With roughly 30% of our social enterprise partners using the PPI, it is by far the most standardized tool used to capture household poverty data in our portfolio. That being said, usage of the tool varies widely and with many partners using dated tools and/or reporting against national poverty lines, we often need to interpret reported results against our targets (the $3.20 and $5.50 per person/day 2011 PPP lines). It is not a perfect science, but it provides the directional data needed to estimate poverty outreach within our target market. To complement this, we have integrated the PPI into targeted assessments, first through in-person client surveying with Microfinance Opportunities and now through mobile-based client surveying with Acumen’s Lean DataSM approach. Conducting these assessments not only provides us with valuable first-hand poverty data, it also helps us test and improve on the accuracy of our triangulated analysis. For example, we recently conducted Lean Data Assessments with two of our solar partners. During underwriting we relied on macro and enterprise data to gain confidence that the enterprises were reaching customers living under $3.20/person/day. Using the PPI, the Lean Data assessments validated our previous assumptions and provided increased clarity regarding the percent of customers living within our target market. This information has been valuable to not only GP, but also to the participating solar partners, who are now using the information to inform product and service design.

This point brings me to the final learning I’d like to share—and perhaps the most important. Poverty measurement has helped Global Partnerships strengthen our relationships and align expectations. Downstream, it has facilitated a deeper understanding of our partners’ poverty outreach and enabled us to engage in strategic conversations about inclusive growth. Upstream it has enabled us to find investors who share our commitment to those marginalized by depth of poverty and manage return expectations accordingly.

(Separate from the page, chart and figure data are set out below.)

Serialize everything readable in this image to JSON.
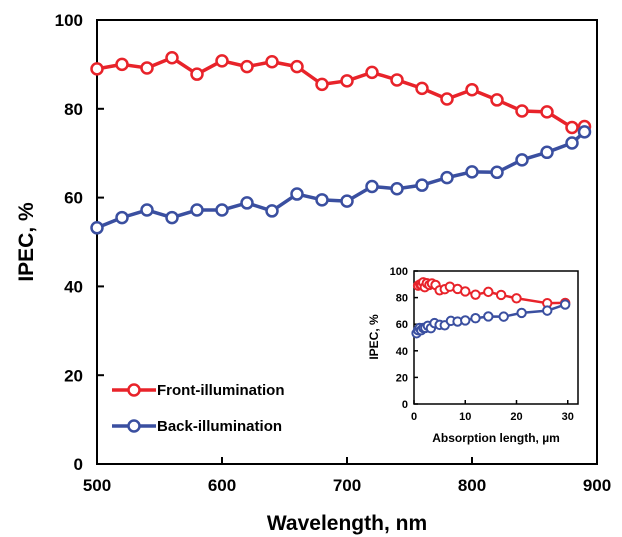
{
  "chart_data": [
    {
      "type": "line",
      "title": "",
      "xlabel": "Wavelength, nm",
      "ylabel": "IPEC, %",
      "xlim": [
        500,
        900
      ],
      "ylim": [
        0,
        100
      ],
      "x_ticks": [
        500,
        600,
        700,
        800,
        900
      ],
      "y_ticks": [
        0,
        20,
        40,
        60,
        80,
        100
      ],
      "grid": false,
      "legend_position": "bottom-left",
      "x": [
        500,
        520,
        540,
        560,
        580,
        600,
        620,
        640,
        660,
        680,
        700,
        720,
        740,
        760,
        780,
        800,
        820,
        840,
        860,
        880,
        890
      ],
      "series": [
        {
          "name": "Front-illumination",
          "color": "#e8232a",
          "values": [
            89,
            90,
            89.2,
            91.5,
            87.8,
            90.8,
            89.5,
            90.6,
            89.5,
            85.5,
            86.3,
            88.2,
            86.5,
            84.6,
            82.2,
            84.3,
            82,
            79.5,
            79.3,
            75.8,
            76
          ]
        },
        {
          "name": "Back-illumination",
          "color": "#3a4fa0",
          "values": [
            53.2,
            55.5,
            57.2,
            55.5,
            57.2,
            57.2,
            58.8,
            57,
            60.8,
            59.5,
            59.2,
            62.5,
            62,
            62.8,
            64.5,
            65.8,
            65.7,
            68.5,
            70.2,
            72.3,
            74.8
          ]
        }
      ]
    },
    {
      "type": "line",
      "title": "",
      "xlabel": "Absorption length, µm",
      "ylabel": "IPEC, %",
      "xlim": [
        0,
        32
      ],
      "ylim": [
        0,
        100
      ],
      "x_ticks": [
        0,
        10,
        20,
        30
      ],
      "y_ticks": [
        0,
        20,
        40,
        60,
        80,
        100
      ],
      "grid": false,
      "series": [
        {
          "name": "Front-illumination",
          "color": "#e8232a",
          "x": [
            0.8,
            1.2,
            1.5,
            1.8,
            2.1,
            2.5,
            3,
            3.5,
            4.2,
            5,
            6,
            7,
            8.5,
            10,
            12,
            14.5,
            17,
            20,
            26,
            29.5
          ],
          "values": [
            89,
            90,
            89.2,
            91.5,
            87.8,
            90.8,
            89.5,
            90.6,
            89.5,
            85.5,
            86.3,
            88.2,
            86.5,
            84.6,
            82.2,
            84.3,
            82,
            79.5,
            75.8,
            76
          ]
        },
        {
          "name": "Back-illumination",
          "color": "#3a4fa0",
          "x": [
            0.5,
            0.8,
            1.1,
            1.4,
            1.8,
            2.2,
            2.7,
            3.3,
            4,
            5,
            6,
            7.2,
            8.5,
            10,
            12,
            14.5,
            17.5,
            21,
            26,
            29.5
          ],
          "values": [
            53.2,
            55.5,
            57.2,
            55.5,
            57.2,
            57.2,
            58.8,
            57,
            60.8,
            59.5,
            59.2,
            62.5,
            62,
            62.8,
            64.5,
            65.8,
            65.7,
            68.5,
            70.2,
            74.8
          ]
        }
      ]
    }
  ]
}
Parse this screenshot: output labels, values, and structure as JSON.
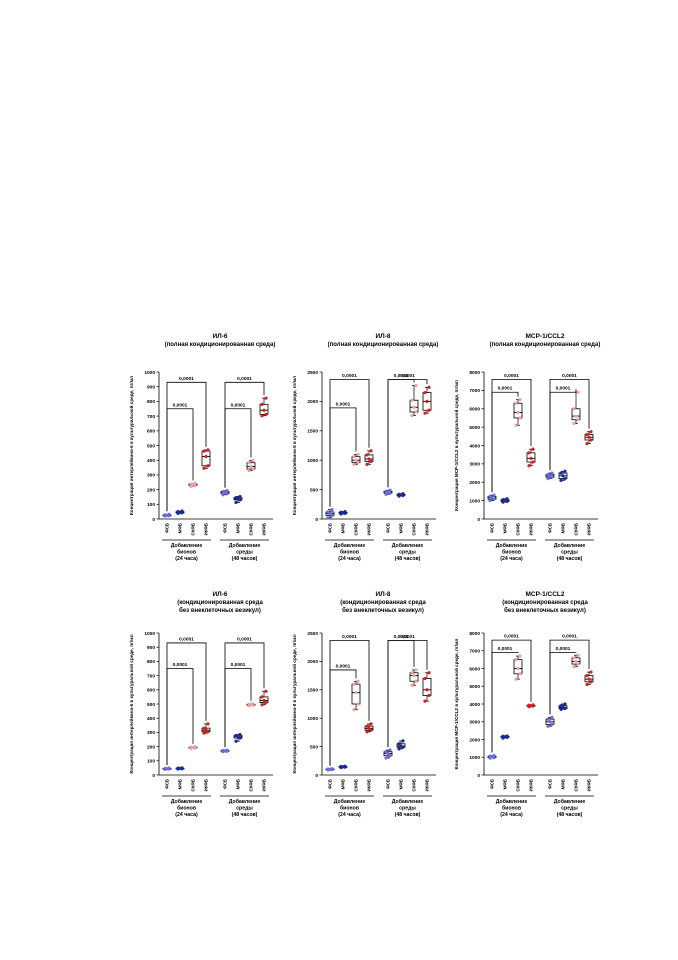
{
  "chart_data": [
    {
      "type": "box",
      "title": "ИЛ-6",
      "subtitle": "(полная кондиционированная среда)",
      "ylabel": "Концентрация интерлейкина-6 в культуральной среде, пг/мл",
      "ylim": [
        0,
        1000
      ],
      "yticks": [
        0,
        100,
        200,
        300,
        400,
        500,
        600,
        700,
        800,
        900,
        1000
      ],
      "categories": [
        "ФСБ",
        "МФБ",
        "СКФБ",
        "ИКФБ",
        "ФСБ",
        "МФБ",
        "СКФБ",
        "ИКФБ"
      ],
      "groups": [
        {
          "label": [
            "Добавление",
            "бионов",
            "(24 часа)"
          ]
        },
        {
          "label": [
            "Добавление",
            "среды",
            "(48 часов)"
          ]
        }
      ],
      "series_colors": [
        "#6a6ee0",
        "#1a2a9a",
        "#f0a0a0",
        "#d42020"
      ],
      "boxes": [
        {
          "min": 20,
          "q1": 22,
          "median": 25,
          "q3": 28,
          "max": 32
        },
        {
          "min": 38,
          "q1": 42,
          "median": 46,
          "q3": 50,
          "max": 54
        },
        {
          "min": 222,
          "q1": 228,
          "median": 233,
          "q3": 238,
          "max": 242
        },
        {
          "min": 345,
          "q1": 362,
          "median": 425,
          "q3": 462,
          "max": 470
        },
        {
          "min": 165,
          "q1": 172,
          "median": 180,
          "q3": 187,
          "max": 193
        },
        {
          "min": 112,
          "q1": 130,
          "median": 137,
          "q3": 145,
          "max": 153
        },
        {
          "min": 330,
          "q1": 340,
          "median": 357,
          "q3": 383,
          "max": 398
        },
        {
          "min": 702,
          "q1": 712,
          "median": 740,
          "q3": 780,
          "max": 822
        }
      ],
      "significance": [
        {
          "from": 0,
          "to": 3,
          "label": "0,0001",
          "y": 930
        },
        {
          "from": 0,
          "to": 2,
          "label": "0,0001",
          "y": 750
        },
        {
          "from": 4,
          "to": 7,
          "label": "0,0001",
          "y": 930
        },
        {
          "from": 4,
          "to": 6,
          "label": "0,0001",
          "y": 750
        }
      ]
    },
    {
      "type": "box",
      "title": "ИЛ-8",
      "subtitle": "(полная кондиционированная среда)",
      "ylabel": "Концентрация интерлейкина-8 в культуральной среде, пг/мл",
      "ylim": [
        0,
        2500
      ],
      "yticks": [
        0,
        500,
        1000,
        1500,
        2000,
        2500
      ],
      "categories": [
        "ФСБ",
        "МФБ",
        "СКФБ",
        "ИКФБ",
        "ФСБ",
        "МФБ",
        "СКФБ",
        "ИКФБ"
      ],
      "groups": [
        {
          "label": [
            "Добавление",
            "бионов",
            "(24 часа)"
          ]
        },
        {
          "label": [
            "Добавление",
            "среды",
            "(48 часов)"
          ]
        }
      ],
      "series_colors": [
        "#6a6ee0",
        "#1a2a9a",
        "#f0a0a0",
        "#d42020"
      ],
      "boxes": [
        {
          "min": 20,
          "q1": 60,
          "median": 90,
          "q3": 120,
          "max": 160
        },
        {
          "min": 85,
          "q1": 95,
          "median": 105,
          "q3": 115,
          "max": 125
        },
        {
          "min": 930,
          "q1": 960,
          "median": 1000,
          "q3": 1060,
          "max": 1100
        },
        {
          "min": 930,
          "q1": 980,
          "median": 1020,
          "q3": 1090,
          "max": 1160
        },
        {
          "min": 420,
          "q1": 440,
          "median": 455,
          "q3": 470,
          "max": 490
        },
        {
          "min": 390,
          "q1": 400,
          "median": 410,
          "q3": 420,
          "max": 430
        },
        {
          "min": 1760,
          "q1": 1820,
          "median": 1900,
          "q3": 2020,
          "max": 2270
        },
        {
          "min": 1800,
          "q1": 1850,
          "median": 2000,
          "q3": 2150,
          "max": 2240
        }
      ],
      "significance": [
        {
          "from": 0,
          "to": 3,
          "label": "0,0001",
          "y": 2370
        },
        {
          "from": 0,
          "to": 2,
          "label": "0,0001",
          "y": 1890
        },
        {
          "from": 4,
          "to": 7,
          "label": "0,0001",
          "y": 2370
        },
        {
          "from": 4,
          "to": 6,
          "label": "0,0001",
          "y": 2370
        }
      ]
    },
    {
      "type": "box",
      "title": "MCP-1/CCL2",
      "subtitle": "(полная кондиционированная среда)",
      "ylabel": "Концентрация MCP-1/CCL2 в культуральной среде, пг/мл",
      "ylim": [
        0,
        8000
      ],
      "yticks": [
        0,
        1000,
        2000,
        3000,
        4000,
        5000,
        6000,
        7000,
        8000
      ],
      "categories": [
        "ФСБ",
        "МФБ",
        "СКФБ",
        "ИКФБ",
        "ФСБ",
        "МФБ",
        "СКФБ",
        "ИКФБ"
      ],
      "groups": [
        {
          "label": [
            "Добавление",
            "бионов",
            "(24 часа)"
          ]
        },
        {
          "label": [
            "Добавление",
            "среды",
            "(48 часов)"
          ]
        }
      ],
      "series_colors": [
        "#6a6ee0",
        "#1a2a9a",
        "#f0a0a0",
        "#d42020"
      ],
      "boxes": [
        {
          "min": 1000,
          "q1": 1080,
          "median": 1150,
          "q3": 1230,
          "max": 1300
        },
        {
          "min": 920,
          "q1": 960,
          "median": 1000,
          "q3": 1050,
          "max": 1100
        },
        {
          "min": 5100,
          "q1": 5500,
          "median": 5800,
          "q3": 6300,
          "max": 6500
        },
        {
          "min": 2900,
          "q1": 3100,
          "median": 3300,
          "q3": 3600,
          "max": 3800
        },
        {
          "min": 2200,
          "q1": 2280,
          "median": 2350,
          "q3": 2420,
          "max": 2500
        },
        {
          "min": 2100,
          "q1": 2200,
          "median": 2350,
          "q3": 2500,
          "max": 2600
        },
        {
          "min": 5200,
          "q1": 5400,
          "median": 5600,
          "q3": 6000,
          "max": 6900
        },
        {
          "min": 4100,
          "q1": 4300,
          "median": 4450,
          "q3": 4600,
          "max": 4750
        }
      ],
      "significance": [
        {
          "from": 0,
          "to": 3,
          "label": "0,0001",
          "y": 7600
        },
        {
          "from": 0,
          "to": 2,
          "label": "0,0001",
          "y": 6900
        },
        {
          "from": 4,
          "to": 7,
          "label": "0,0001",
          "y": 7600
        },
        {
          "from": 4,
          "to": 6,
          "label": "0,0001",
          "y": 6900
        }
      ]
    },
    {
      "type": "box",
      "title": "ИЛ-6",
      "subtitle": "(кондиционированная среда",
      "subtitle2": "без внеклеточных везикул)",
      "ylabel": "Концентрация интерлейкина-6 в культуральной среде, пг/мл",
      "ylim": [
        0,
        1000
      ],
      "yticks": [
        0,
        100,
        200,
        300,
        400,
        500,
        600,
        700,
        800,
        900,
        1000
      ],
      "categories": [
        "ФСБ",
        "МФБ",
        "СКФБ",
        "ИКФБ",
        "ФСБ",
        "МФБ",
        "СКФБ",
        "ИКФБ"
      ],
      "groups": [
        {
          "label": [
            "Добавление",
            "бионов",
            "(24 часа)"
          ]
        },
        {
          "label": [
            "Добавление",
            "среды",
            "(48 часов)"
          ]
        }
      ],
      "series_colors": [
        "#6a6ee0",
        "#1a2a9a",
        "#f0a0a0",
        "#d42020"
      ],
      "boxes": [
        {
          "min": 40,
          "q1": 42,
          "median": 44,
          "q3": 46,
          "max": 48
        },
        {
          "min": 42,
          "q1": 44,
          "median": 46,
          "q3": 48,
          "max": 50
        },
        {
          "min": 188,
          "q1": 190,
          "median": 193,
          "q3": 196,
          "max": 198
        },
        {
          "min": 295,
          "q1": 305,
          "median": 315,
          "q3": 330,
          "max": 360
        },
        {
          "min": 165,
          "q1": 167,
          "median": 170,
          "q3": 173,
          "max": 175
        },
        {
          "min": 238,
          "q1": 260,
          "median": 270,
          "q3": 278,
          "max": 285
        },
        {
          "min": 488,
          "q1": 492,
          "median": 495,
          "q3": 498,
          "max": 502
        },
        {
          "min": 495,
          "q1": 510,
          "median": 525,
          "q3": 550,
          "max": 590
        }
      ],
      "significance": [
        {
          "from": 0,
          "to": 3,
          "label": "0,0001",
          "y": 930
        },
        {
          "from": 0,
          "to": 2,
          "label": "0,0001",
          "y": 750
        },
        {
          "from": 4,
          "to": 7,
          "label": "0,0001",
          "y": 930
        },
        {
          "from": 4,
          "to": 6,
          "label": "0,0001",
          "y": 750
        }
      ]
    },
    {
      "type": "box",
      "title": "ИЛ-8",
      "subtitle": "(кондиционированная среда",
      "subtitle2": "без внеклеточных везикул)",
      "ylabel": "Концентрация интерлейкина-8 в культуральной среде, пг/мл",
      "ylim": [
        0,
        2500
      ],
      "yticks": [
        0,
        500,
        1000,
        1500,
        2000,
        2500
      ],
      "categories": [
        "ФСБ",
        "МФБ",
        "СКФБ",
        "ИКФБ",
        "ФСБ",
        "МФБ",
        "СКФБ",
        "ИКФБ"
      ],
      "groups": [
        {
          "label": [
            "Добавление",
            "бионов",
            "(24 часа)"
          ]
        },
        {
          "label": [
            "Добавление",
            "среды",
            "(48 часов)"
          ]
        }
      ],
      "series_colors": [
        "#6a6ee0",
        "#1a2a9a",
        "#f0a0a0",
        "#d42020"
      ],
      "boxes": [
        {
          "min": 90,
          "q1": 95,
          "median": 100,
          "q3": 105,
          "max": 110
        },
        {
          "min": 130,
          "q1": 138,
          "median": 145,
          "q3": 150,
          "max": 155
        },
        {
          "min": 1150,
          "q1": 1250,
          "median": 1450,
          "q3": 1600,
          "max": 1650
        },
        {
          "min": 760,
          "q1": 790,
          "median": 820,
          "q3": 860,
          "max": 900
        },
        {
          "min": 300,
          "q1": 340,
          "median": 380,
          "q3": 410,
          "max": 440
        },
        {
          "min": 460,
          "q1": 490,
          "median": 510,
          "q3": 550,
          "max": 600
        },
        {
          "min": 1580,
          "q1": 1650,
          "median": 1750,
          "q3": 1800,
          "max": 1850
        },
        {
          "min": 1300,
          "q1": 1400,
          "median": 1500,
          "q3": 1700,
          "max": 1800
        }
      ],
      "significance": [
        {
          "from": 0,
          "to": 3,
          "label": "0,0001",
          "y": 2370
        },
        {
          "from": 0,
          "to": 2,
          "label": "0,0001",
          "y": 1850
        },
        {
          "from": 4,
          "to": 7,
          "label": "0,0001",
          "y": 2370
        },
        {
          "from": 4,
          "to": 6,
          "label": "0,0001",
          "y": 2370
        }
      ]
    },
    {
      "type": "box",
      "title": "MCP-1/CCL2",
      "subtitle": "(кондиционированная среда",
      "subtitle2": "без внеклеточных везикул)",
      "ylabel": "Концентрация MCP-1/CCL2 в культуральной среде, пг/мл",
      "ylim": [
        0,
        8000
      ],
      "yticks": [
        0,
        1000,
        2000,
        3000,
        4000,
        5000,
        6000,
        7000,
        8000
      ],
      "categories": [
        "ФСБ",
        "МФБ",
        "СКФБ",
        "ИКФБ",
        "ФСБ",
        "МФБ",
        "СКФБ",
        "ИКФБ"
      ],
      "groups": [
        {
          "label": [
            "Добавление",
            "бионов",
            "(24 часа)"
          ]
        },
        {
          "label": [
            "Добавление",
            "среды",
            "(48 часов)"
          ]
        }
      ],
      "series_colors": [
        "#6a6ee0",
        "#1a2a9a",
        "#f0a0a0",
        "#d42020"
      ],
      "boxes": [
        {
          "min": 950,
          "q1": 980,
          "median": 1020,
          "q3": 1060,
          "max": 1100
        },
        {
          "min": 2080,
          "q1": 2120,
          "median": 2150,
          "q3": 2180,
          "max": 2200
        },
        {
          "min": 5400,
          "q1": 5700,
          "median": 6000,
          "q3": 6500,
          "max": 6700
        },
        {
          "min": 3850,
          "q1": 3880,
          "median": 3900,
          "q3": 3930,
          "max": 3950
        },
        {
          "min": 2750,
          "q1": 2850,
          "median": 3000,
          "q3": 3150,
          "max": 3250
        },
        {
          "min": 3700,
          "q1": 3750,
          "median": 3800,
          "q3": 3900,
          "max": 4000
        },
        {
          "min": 6100,
          "q1": 6250,
          "median": 6400,
          "q3": 6600,
          "max": 6750
        },
        {
          "min": 5100,
          "q1": 5250,
          "median": 5400,
          "q3": 5600,
          "max": 5800
        }
      ],
      "significance": [
        {
          "from": 0,
          "to": 3,
          "label": "0,0001",
          "y": 7600
        },
        {
          "from": 0,
          "to": 2,
          "label": "0,0001",
          "y": 6900
        },
        {
          "from": 4,
          "to": 7,
          "label": "0,0001",
          "y": 7600
        },
        {
          "from": 4,
          "to": 6,
          "label": "0,0001",
          "y": 6900
        }
      ]
    }
  ]
}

Tara Murphy Forde is the Senior Vice President, Research & Impact at Global Partnerships (GP). Tara leads GP’s efforts to define, measure, and strengthen the impact of its investments. In this capacity she oversees the qualitative and quantitative methods, tools, and processes used to identify high-impact opportunities and cultivate learnings from the existing portfolio. She joined GP in January 2009. Prior to her role on the Research and Impact Team, Tara spent five years on GP’s Social Investment Team where she was responsible for the monitoring and evaluation of Fund performance. Her approach to impact investing is informed by academic, professional, and entrepreneurial experience addressing the issues of poverty, gender and conflict. As a Fulbright Scholar, Tara researched the gender-differentiated effects of the armed conflict in Colombia and was part of a start-up tackling the socio-economic reintegration of displaced families. In addition to her time in Colombia, Tara has lived and studied in Cuba and Northern Ireland. Tara holds a B.A. in political science from Vassar College and a certificate in executive leadership from the Albers School of Business at Seattle University.


[1] A PPP exchange rate is the number of units of local currency required to buy the same amount of goods and services in a country as one U.S. dollar would buy in the United States.